Дни шли, складываясь в недели, недели — в месяцы. Холодная осень заморосила частыми дождями за окном. Ева постепенно привыкала к новым правилам своего пустого существования. Всё, что было с ней раньше, начинало казаться лишь прекрасным сном в серой реальности, недопустимой мечтой, которой она больше не была достойна, бездумно отдавшись чужой испорченной, развратной жизни.

Она всё также мало спала, боясь увидеть в туманных сновидениях полузабытый образ некогда любимого волка, хотя всё чаще пленница думала, что и этот зверь ей лишь привиделся когда-то. Такого ведь не могло быть на самом деле. В нередкие минуты печали и тоски душа рвалась написать письмо далёким родным, но девушка, изливая на бумаге все свои скорбные мысли и загнанные в самый дальний угол сердца чувства, рвала бумагу в мелкие клочья. Какое она имеет право даже думать о них? Нет, её забудут, как странный сон, так же, как она забыла свою прошлую жизнь. Ни слова, ни единого напоминания о своём существовании.

Киран ежедневно неотступно дарил возлюбленной цветы. Скромные, пышные, яркие, нежные, броские, милые — новые букеты сменяли друг друга в вазе на окне каждое утро. Она ходила с юношей в кино и театр, на концерты и в музеи — куда угодно, где они не могли остаться вдвоём. Позволяла ему обнимать себя, изредка целовать несмело в щёки и губы, но оставалась неприступно холодной. Больше всего Ева боялась скверов и тихих улочек, где Киран начинал разговоры о любви и вопросительно заглядывал в её отрешенные зеленые глаза, пытаясь увидеть в них ответные чувства. Но чувств не было. Энтузиазм парня, как ни странно, не утихал, а разгорался сильнее день ото дня, но это лишь больше нервировало пленницу, и ей было всё тяжелее оставаться в присутствии воздыхателя спокойной, а уж тем более, милой.
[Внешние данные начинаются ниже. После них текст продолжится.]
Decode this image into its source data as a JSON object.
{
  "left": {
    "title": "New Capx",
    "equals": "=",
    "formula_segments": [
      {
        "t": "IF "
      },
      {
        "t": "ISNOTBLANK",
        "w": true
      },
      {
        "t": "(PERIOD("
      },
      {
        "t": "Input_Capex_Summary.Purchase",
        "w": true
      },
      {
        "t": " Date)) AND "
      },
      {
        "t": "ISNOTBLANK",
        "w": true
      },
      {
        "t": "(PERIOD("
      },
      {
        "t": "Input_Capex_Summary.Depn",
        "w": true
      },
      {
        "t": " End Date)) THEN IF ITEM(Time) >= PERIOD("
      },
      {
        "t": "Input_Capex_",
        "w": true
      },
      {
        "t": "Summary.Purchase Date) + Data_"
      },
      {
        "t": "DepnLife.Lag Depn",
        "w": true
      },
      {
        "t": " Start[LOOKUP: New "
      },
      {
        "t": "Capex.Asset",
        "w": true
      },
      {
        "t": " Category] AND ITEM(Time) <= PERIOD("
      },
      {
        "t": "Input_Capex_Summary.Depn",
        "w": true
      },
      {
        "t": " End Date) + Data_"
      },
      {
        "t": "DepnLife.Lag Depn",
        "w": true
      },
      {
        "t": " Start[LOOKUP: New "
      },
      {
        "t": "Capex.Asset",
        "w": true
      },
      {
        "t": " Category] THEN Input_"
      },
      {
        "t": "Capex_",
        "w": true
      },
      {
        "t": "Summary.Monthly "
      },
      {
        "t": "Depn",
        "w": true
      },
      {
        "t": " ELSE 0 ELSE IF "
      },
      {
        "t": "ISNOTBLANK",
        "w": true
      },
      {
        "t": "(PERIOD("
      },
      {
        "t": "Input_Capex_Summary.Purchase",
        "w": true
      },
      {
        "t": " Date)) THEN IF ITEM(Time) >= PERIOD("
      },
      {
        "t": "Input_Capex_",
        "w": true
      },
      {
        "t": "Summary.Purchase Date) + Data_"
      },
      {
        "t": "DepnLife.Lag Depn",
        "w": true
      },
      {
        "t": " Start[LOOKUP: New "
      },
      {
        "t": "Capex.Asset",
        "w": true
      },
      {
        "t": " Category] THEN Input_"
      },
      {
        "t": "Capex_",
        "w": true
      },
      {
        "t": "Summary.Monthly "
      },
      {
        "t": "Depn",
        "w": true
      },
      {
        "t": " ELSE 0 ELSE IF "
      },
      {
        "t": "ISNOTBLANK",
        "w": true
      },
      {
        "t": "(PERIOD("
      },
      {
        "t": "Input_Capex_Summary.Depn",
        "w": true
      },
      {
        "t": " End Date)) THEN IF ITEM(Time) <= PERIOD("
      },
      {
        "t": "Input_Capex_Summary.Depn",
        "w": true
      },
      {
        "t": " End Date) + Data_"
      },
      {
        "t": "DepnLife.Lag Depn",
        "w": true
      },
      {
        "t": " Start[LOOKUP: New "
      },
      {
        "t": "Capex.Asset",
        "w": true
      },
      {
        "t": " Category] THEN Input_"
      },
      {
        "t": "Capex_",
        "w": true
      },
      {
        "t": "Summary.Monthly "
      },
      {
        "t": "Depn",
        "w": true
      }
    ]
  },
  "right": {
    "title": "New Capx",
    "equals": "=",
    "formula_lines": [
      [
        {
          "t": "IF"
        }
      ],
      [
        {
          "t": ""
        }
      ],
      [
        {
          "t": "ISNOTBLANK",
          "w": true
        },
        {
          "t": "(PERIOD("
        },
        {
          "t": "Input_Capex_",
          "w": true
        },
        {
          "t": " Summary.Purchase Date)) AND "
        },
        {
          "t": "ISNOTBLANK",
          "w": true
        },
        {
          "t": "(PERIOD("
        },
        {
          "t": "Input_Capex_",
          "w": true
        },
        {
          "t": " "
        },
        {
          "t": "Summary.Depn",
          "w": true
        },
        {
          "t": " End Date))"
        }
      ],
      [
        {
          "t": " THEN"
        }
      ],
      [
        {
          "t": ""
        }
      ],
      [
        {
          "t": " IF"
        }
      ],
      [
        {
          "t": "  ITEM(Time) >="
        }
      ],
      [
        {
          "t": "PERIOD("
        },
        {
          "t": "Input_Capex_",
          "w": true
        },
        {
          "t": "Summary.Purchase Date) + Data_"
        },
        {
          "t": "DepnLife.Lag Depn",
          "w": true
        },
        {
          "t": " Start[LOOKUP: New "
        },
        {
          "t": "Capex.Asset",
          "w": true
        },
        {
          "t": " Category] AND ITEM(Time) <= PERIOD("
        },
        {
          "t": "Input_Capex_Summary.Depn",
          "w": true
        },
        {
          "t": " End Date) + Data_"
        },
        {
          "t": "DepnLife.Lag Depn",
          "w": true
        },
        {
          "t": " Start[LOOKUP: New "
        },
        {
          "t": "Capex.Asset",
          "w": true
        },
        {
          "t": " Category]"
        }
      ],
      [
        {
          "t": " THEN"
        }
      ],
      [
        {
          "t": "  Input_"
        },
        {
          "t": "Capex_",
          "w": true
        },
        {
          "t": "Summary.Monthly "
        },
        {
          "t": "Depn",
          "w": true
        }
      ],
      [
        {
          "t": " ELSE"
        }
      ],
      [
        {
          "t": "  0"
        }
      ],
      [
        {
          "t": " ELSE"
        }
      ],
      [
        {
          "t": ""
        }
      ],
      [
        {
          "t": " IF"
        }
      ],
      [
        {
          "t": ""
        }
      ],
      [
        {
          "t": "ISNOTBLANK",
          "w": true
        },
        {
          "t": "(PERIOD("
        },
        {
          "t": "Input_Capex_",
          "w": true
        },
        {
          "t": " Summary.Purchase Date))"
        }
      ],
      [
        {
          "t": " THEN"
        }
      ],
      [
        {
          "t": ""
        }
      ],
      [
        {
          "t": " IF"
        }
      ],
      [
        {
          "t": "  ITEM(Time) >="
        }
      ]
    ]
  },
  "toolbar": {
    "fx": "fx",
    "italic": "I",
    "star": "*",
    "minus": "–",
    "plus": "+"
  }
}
Каждый раз, как только спутники возвращались домой, она уединялась в комнате и всеми способами избегала общения с ним.

Дни напряженного терпения сменялись длинными тёмными ночами, когда девушка подолгу не могла уснуть, в пугающем ожидании глядя на поблёскивающую в лунном свете ручку двери. Два-три раза в неделю тихий звон язычка замка заставлял её вздрагивать и сильнее кутаться в одеяло. Трой приходил, когда ему вздумается, никогда не предупреждал, даже в дверь не стучал. Он мог явиться в полночь или на рассвете — в любое время, когда ему, вдруг, понадобится странное извращенное вдохновение или просто захочется близости. Мужчина был невыносимо жестоким и грубым, он, не задумываясь, делал больно, просто утолял животный голод с неизменно безвольной и отрешенной в такие моменты пленницей. И она ненавидела его, но… иногда он становился необычайно нежным. Часами напролёт мог ласкать и целовать подрагивающее то от отвращения, то от возбуждения тело, приятно щекотать сбивчивым дыханием с лёгким, уже не таким противным запахом алкоголя, кожу в самых сокровенных местах, сладостно рычать на ушко что-то невнятное. Одно было неизменно — мучитель всегда добивался ослепительной вспышки её наслаждения. Он шептал потом в ночной тишине, что наблюдение за накрывающим её судорожным блаженством, приносит особенное удовлетворение.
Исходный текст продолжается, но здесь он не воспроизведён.